Malaysia’s Anwar Calls for Probe into Medical Sector Corruption
Asia Sentinel’s series of stories picked up by local publications
|Feb 23, 2020|
Anwar Ibrahim, the head of Malaysia’s Parti Keadilan Raykat, has called for the Malaysian Anti-Corruption Commission (MACC) to investigate allegations of corruption, malpractice and abuse in the Malaysian Medical Council (MMC) whether or not the Health Ministry or the MMC itself agrees.
Speaking at an event in Kuala Lumpur earlier this week Anwar said he was familiar with the general allegations of corruption in the MMC and told the audience, “I would say if it’s something serious then MACC must come in immediately notwithstanding what the Minister says or what the Medical Council says.”
Anwar was responding to a question of whether he was aware of recent allegations reported by the prizewinning regional news portal Asia Sentinel of serious corruption in the MMC and claims of malpractice and insurance fraud. Local publications have picked up the stories and reported even that rape and sexual assault of patients were being protected by MMC governing council members, some of whom are alleged to be paid by the insurance companies covering the legal fees of the accused doctors.
In addition to allegations of corruption within the medical profession governing council, there has recently been an increase in reports of poor behavior and abuse of patients by Malaysian doctors more generally. Complaints include allegations of sexual assault, medical negligence and angry exchanges between doctors and patients in surgeries. Just last week, a viral video of a doctor abusing patients in a public hospital in Negeri Sembilan caused public outcry about standards of professionalism among doctors in Malaysia.
The rise in complaints against doctors has been matched by an increase in concern about the obstacles patients face in gaining access to justice. Doctors, the MMC and the authorities have been accused of closing ranks to cover up clinical negligence. Allegations of intimidation of patients, threats of legal action against patients bringing complaints and incompetence in the prosecution of doctors are also common.

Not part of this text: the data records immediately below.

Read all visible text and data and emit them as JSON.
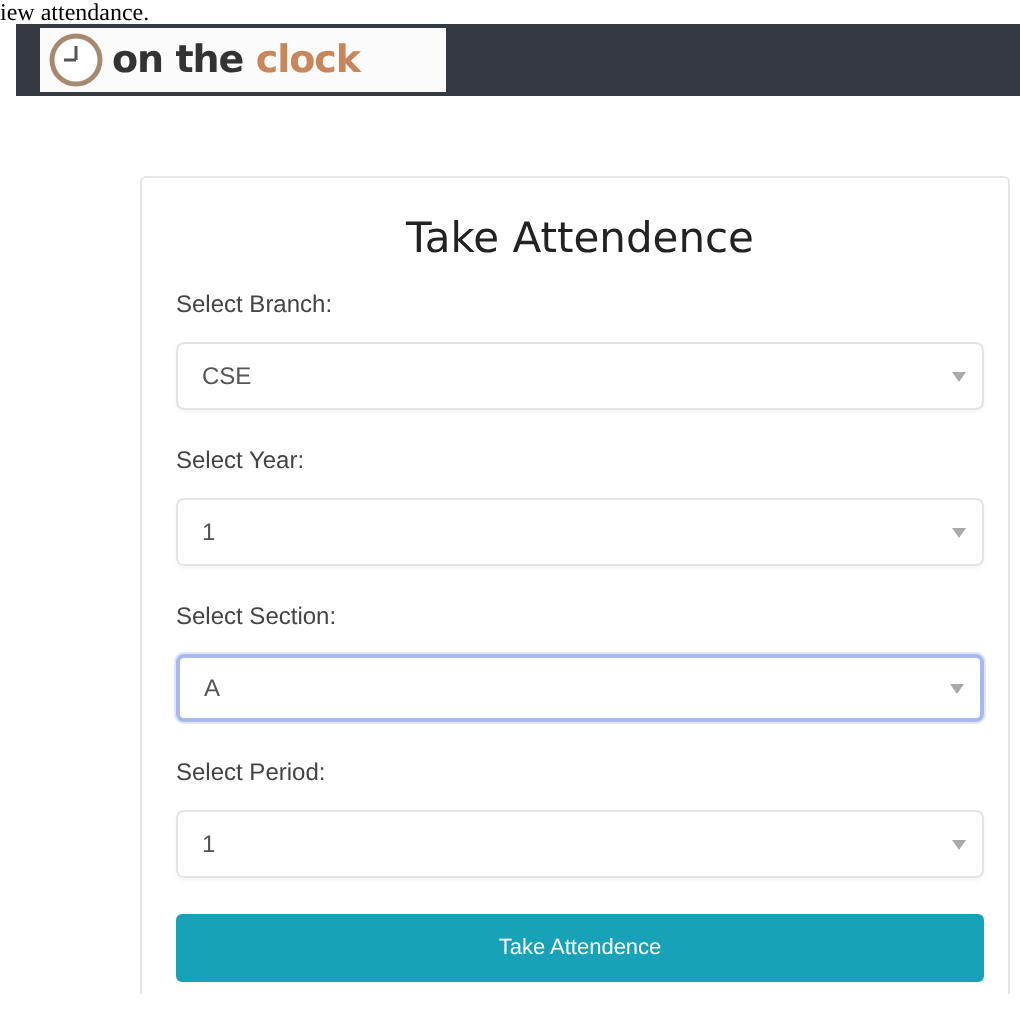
{
  "document_text": "iew attendance.",
  "navbar": {
    "logo": {
      "word_1": "on the",
      "word_2": "clock"
    }
  },
  "form": {
    "title": "Take Attendence",
    "fields": [
      {
        "label": "Select Branch:",
        "value": "CSE",
        "focused": false
      },
      {
        "label": "Select Year:",
        "value": "1",
        "focused": false
      },
      {
        "label": "Select Section:",
        "value": "A",
        "focused": true
      },
      {
        "label": "Select Period:",
        "value": "1",
        "focused": false
      }
    ],
    "submit_button": "Take Attendence"
  }
}
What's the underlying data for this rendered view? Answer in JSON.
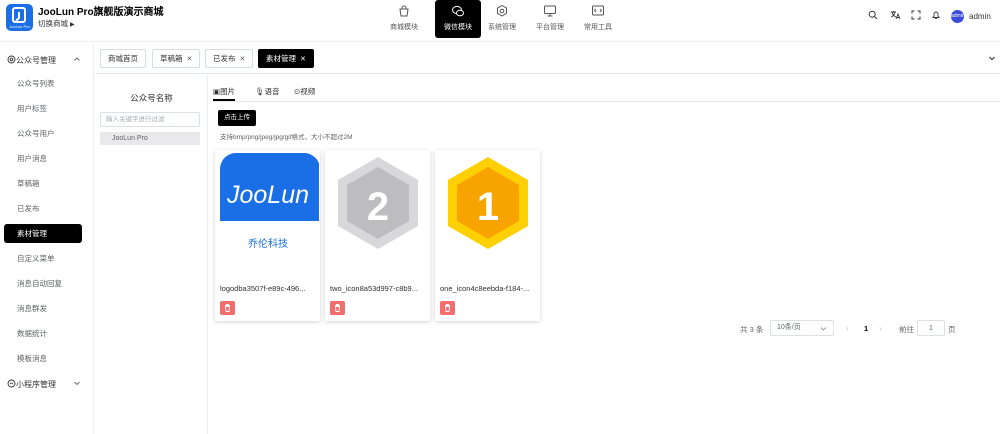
{
  "header": {
    "app_title": "JooLun Pro旗舰版演示商城",
    "switch_label": "切换商城",
    "logo_text": "JooLun Pro",
    "nav": [
      {
        "label": "商城模块",
        "icon": "shopping-bag-icon"
      },
      {
        "label": "微信模块",
        "icon": "wechat-icon",
        "active": true
      },
      {
        "label": "系统管理",
        "icon": "gear-icon"
      },
      {
        "label": "平台管理",
        "icon": "monitor-icon"
      },
      {
        "label": "常用工具",
        "icon": "code-window-icon"
      }
    ],
    "username": "admin",
    "avatar_text": "admin"
  },
  "sidebar": {
    "groups": [
      {
        "label": "公众号管理",
        "expanded": true
      },
      {
        "label": "小程序管理",
        "expanded": false
      }
    ],
    "items": [
      {
        "label": "公众号列表"
      },
      {
        "label": "用户标签"
      },
      {
        "label": "公众号用户"
      },
      {
        "label": "用户消息"
      },
      {
        "label": "草稿箱"
      },
      {
        "label": "已发布"
      },
      {
        "label": "素材管理",
        "active": true
      },
      {
        "label": "自定义菜单"
      },
      {
        "label": "消息自动回复"
      },
      {
        "label": "消息群发"
      },
      {
        "label": "数据统计"
      },
      {
        "label": "模板消息"
      }
    ]
  },
  "tabs": [
    {
      "label": "商城首页",
      "closable": false
    },
    {
      "label": "草稿箱",
      "closable": true
    },
    {
      "label": "已发布",
      "closable": true
    },
    {
      "label": "素材管理",
      "closable": true,
      "active": true
    }
  ],
  "account_panel": {
    "title": "公众号名称",
    "search_placeholder": "输入关键字进行过滤",
    "accounts": [
      "JooLun Pro"
    ]
  },
  "media_tabs": [
    {
      "label": "图片",
      "active": true
    },
    {
      "label": "语音"
    },
    {
      "label": "视频"
    }
  ],
  "upload": {
    "button_label": "点击上传",
    "hint": "支持bmp/png/jpeg/jpg/gif格式，大小不超过2M"
  },
  "images": [
    {
      "filename": "logodba3507f-e89c-496...",
      "thumb_text": "JooLun",
      "thumb_subtext": "乔伦科技"
    },
    {
      "filename": "two_icon8a53d997-c8b9...",
      "thumb_text": "2"
    },
    {
      "filename": "one_icon4c8eebda-f184-...",
      "thumb_text": "1"
    }
  ],
  "pagination": {
    "total_label": "共 3 条",
    "page_size_label": "10条/页",
    "current_page": "1",
    "goto_label": "前往",
    "goto_value": "1",
    "page_suffix": "页"
  },
  "colors": {
    "accent": "#000000",
    "danger": "#f56c6c",
    "logo_blue": "#1a6fe6"
  }
}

In one case a patient who complained of sexual assault by a doctor was herself slapped with charges of criminal defamation, but was vindicated when the charges were dropped by the AG chambers at the last minute. In a separate case, a doctor was granted a discharge not amounting to an acquittal when the public prosecutor failed to provide the proper papers in court to continue with his prosecution for sexual misconduct.
Another case of medical negligence brought by the family of former Deputy Prime Minister Ahmad Zahid Hamidi was recently dismissed by the appeal court. According to the appeal court judge Justice Hamid, it was abusive to charge a professional doctor under the Penal Code for culpable homicide.
The Galen Center, a health policy think-tank based in Kuala Lumpur, quoted a lawyer familiar with MMC practices and currently representing one rape and two sexual harassment cases at the MMC saying that cases never move and that it was pointless for patients to go there. The same CodeBlue article provided a defence of MMC by council member Dr Milton Lum who is also a director of Medical Defence Malaysia (MDM) which pays doctors legal fees and costs at MMC.
In 2018, soon after his appointment as Health Minister, Dr Dzulkefly Ahmad was forced to circumvent the MMC process to suspend an orthopaedic department head described as a “sexual predator” using the Public Service Commission (SPA) regulations rather than the MMC regulations. The suspension allowed the authorities, including the Health Ministry, to investigate and report to SPA for the termination of his services without the need for an MMC inquiry.
The allegations of corruption against MMC are wide ranging. In one case an entire inquiry committee resigned following a referral to the MACC. Systemic conflicts of interest are alleged in which doctors on disciplinary committees work with, or even employ, the doctors they are investigating or are paid by the insurance companies that cover the legal costs of the accused doctors.
In one case reported by Asia Sentinel, a committee chairman and the government law officer advising the investigation were recorded using abusive language against the complainant and agreeing to manipulate evidence in the inquiry to, “get this thing done sneakily.”
Even the former President of MMC , Mohd Ismail Merican has complained of systemic malpractice on the MMC governing council and there are separate allegations that the dominance of foreign-owned private hospitals and the UKM medical department are bringing the independence of the MMC into doubt and damaging its reputation for integrity and impartiality.
In reply to the allegations against MMC Anwar said, “If there are specific allegations of gross misappropriation of funds or abuse or neglect, then the MACC must come in and I take it that is my position”
Responding to claims that the Minister of Health, Dzulkefly bin Ahmad and the President of MMC, Noor Hisham bin Abdullah, who is also the Director General for Health, have remained silent on the allegations in the local and international media, Anwar said, “I will of course, either today or tomorrow, speak with the Minister of Health about the specific allegations and ask him to find out more. But meanwhile, the MACC should not wait.”
So far there is no response from the Ministry of Health, Dzulkefly or the MMC on the corruption allegations in the MMC.